OpinionMom’s Talk Q&A: Are Toys that Teach Out of Reach?
By Estelle Sobel Erasmus
Q: I’m always at a loss for what toys I should get my toddler (or ask for as presents). I really want her to play with toys that are educational, not just recreational, but I have no idea where to start. Can you share your thoughts?
A: My daughter doesn’t have a lot of toys (by my and my husband’s choice), but out of the ones she does have, she far prefers rhyming books (such as Is Your Mama a Llama?), her dolls, coloring books, crayons and her toy kitchen to anything that uses batteries or has buttons to push. (Of course, she also considers my iPad a toy and enjoys pressing its button, which also presses my buttons…but that’s another story─and not a toy story).
The point is she prefers toys that are interactive, that allow her to be creative and those kinds of toys make the best teachers.
For a few more suggestions, I tapped into the expertise of Chelsea P. Gladden, co-founder of www.BreezyMama.com, a site that provides advice to moms, who offers the following tips:
Invoke Imagination to Avoid (Your) Frustration: Before buying a toy, consider what your child has to do in order to play with it. For example, instead of giving your child a toy with tons of gadgets, consider offering her a set of building blocks or Legos so she can create her own designs while also improving her motor skills.
Old School is Still Pretty Cool: Whatever you do, don’t get caught up in the frenzy to buy the hot new toy of the moment. More traditional play items like puzzles, shape matching cards, puppets, dolls and painting sets are great skill builders because they either get your child to problem solve or to use his imagination.

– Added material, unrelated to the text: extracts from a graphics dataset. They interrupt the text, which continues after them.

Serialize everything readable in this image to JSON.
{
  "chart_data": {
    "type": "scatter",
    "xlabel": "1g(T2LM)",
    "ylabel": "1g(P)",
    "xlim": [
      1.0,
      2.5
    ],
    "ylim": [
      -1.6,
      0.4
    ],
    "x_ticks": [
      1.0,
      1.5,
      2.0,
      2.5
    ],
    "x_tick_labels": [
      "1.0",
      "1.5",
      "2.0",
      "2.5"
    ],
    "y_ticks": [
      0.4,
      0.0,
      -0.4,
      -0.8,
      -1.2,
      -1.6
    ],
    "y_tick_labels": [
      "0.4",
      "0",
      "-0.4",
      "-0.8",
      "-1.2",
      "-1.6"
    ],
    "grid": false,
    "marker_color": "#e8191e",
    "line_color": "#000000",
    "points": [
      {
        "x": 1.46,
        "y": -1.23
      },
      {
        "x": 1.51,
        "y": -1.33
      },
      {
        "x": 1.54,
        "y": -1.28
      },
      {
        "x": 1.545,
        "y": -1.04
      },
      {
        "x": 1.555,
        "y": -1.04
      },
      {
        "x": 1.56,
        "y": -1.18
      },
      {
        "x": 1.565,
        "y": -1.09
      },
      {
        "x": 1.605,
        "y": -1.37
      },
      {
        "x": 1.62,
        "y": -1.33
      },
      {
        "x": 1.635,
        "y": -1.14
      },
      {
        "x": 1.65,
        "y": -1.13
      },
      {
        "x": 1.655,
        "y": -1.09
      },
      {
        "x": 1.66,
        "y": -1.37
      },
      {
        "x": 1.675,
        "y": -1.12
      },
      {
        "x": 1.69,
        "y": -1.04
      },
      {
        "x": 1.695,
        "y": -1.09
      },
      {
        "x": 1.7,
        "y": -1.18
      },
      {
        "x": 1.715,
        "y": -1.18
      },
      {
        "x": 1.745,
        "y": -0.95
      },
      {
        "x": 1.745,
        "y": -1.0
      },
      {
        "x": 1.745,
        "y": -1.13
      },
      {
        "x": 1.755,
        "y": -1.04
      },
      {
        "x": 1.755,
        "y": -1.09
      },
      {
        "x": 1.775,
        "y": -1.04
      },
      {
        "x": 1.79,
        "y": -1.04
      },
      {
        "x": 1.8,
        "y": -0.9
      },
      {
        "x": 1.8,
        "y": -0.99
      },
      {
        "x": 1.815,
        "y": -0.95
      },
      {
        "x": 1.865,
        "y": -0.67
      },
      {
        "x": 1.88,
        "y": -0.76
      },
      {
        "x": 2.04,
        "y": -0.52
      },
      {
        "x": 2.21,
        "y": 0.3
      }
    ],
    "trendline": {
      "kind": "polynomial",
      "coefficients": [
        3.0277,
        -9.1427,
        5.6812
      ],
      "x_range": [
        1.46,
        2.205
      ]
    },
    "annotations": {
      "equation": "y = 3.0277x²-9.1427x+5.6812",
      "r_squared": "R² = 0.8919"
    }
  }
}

Search for Hidden Treasures: Instead of hitting the toy aisle, you can reach into your cupboard and pull out mixing bowls, measuring cups, or Tupperware containers. Remember, toddlers love to mimic the activities they see their parents engaging in (such as cooking, baking or drinking coffee or tea), so be sure to give them those opportunities.
Don’t Stress When They Mess: Toddlers are budding artists in the making, and in the process are finding ways to express their creativity. So break out the paints, crayons and markers, and let your child “go for it.” You can even purchase a professional paint brush, fill a bucket of water and ask your little one to “paint” the outside of your house.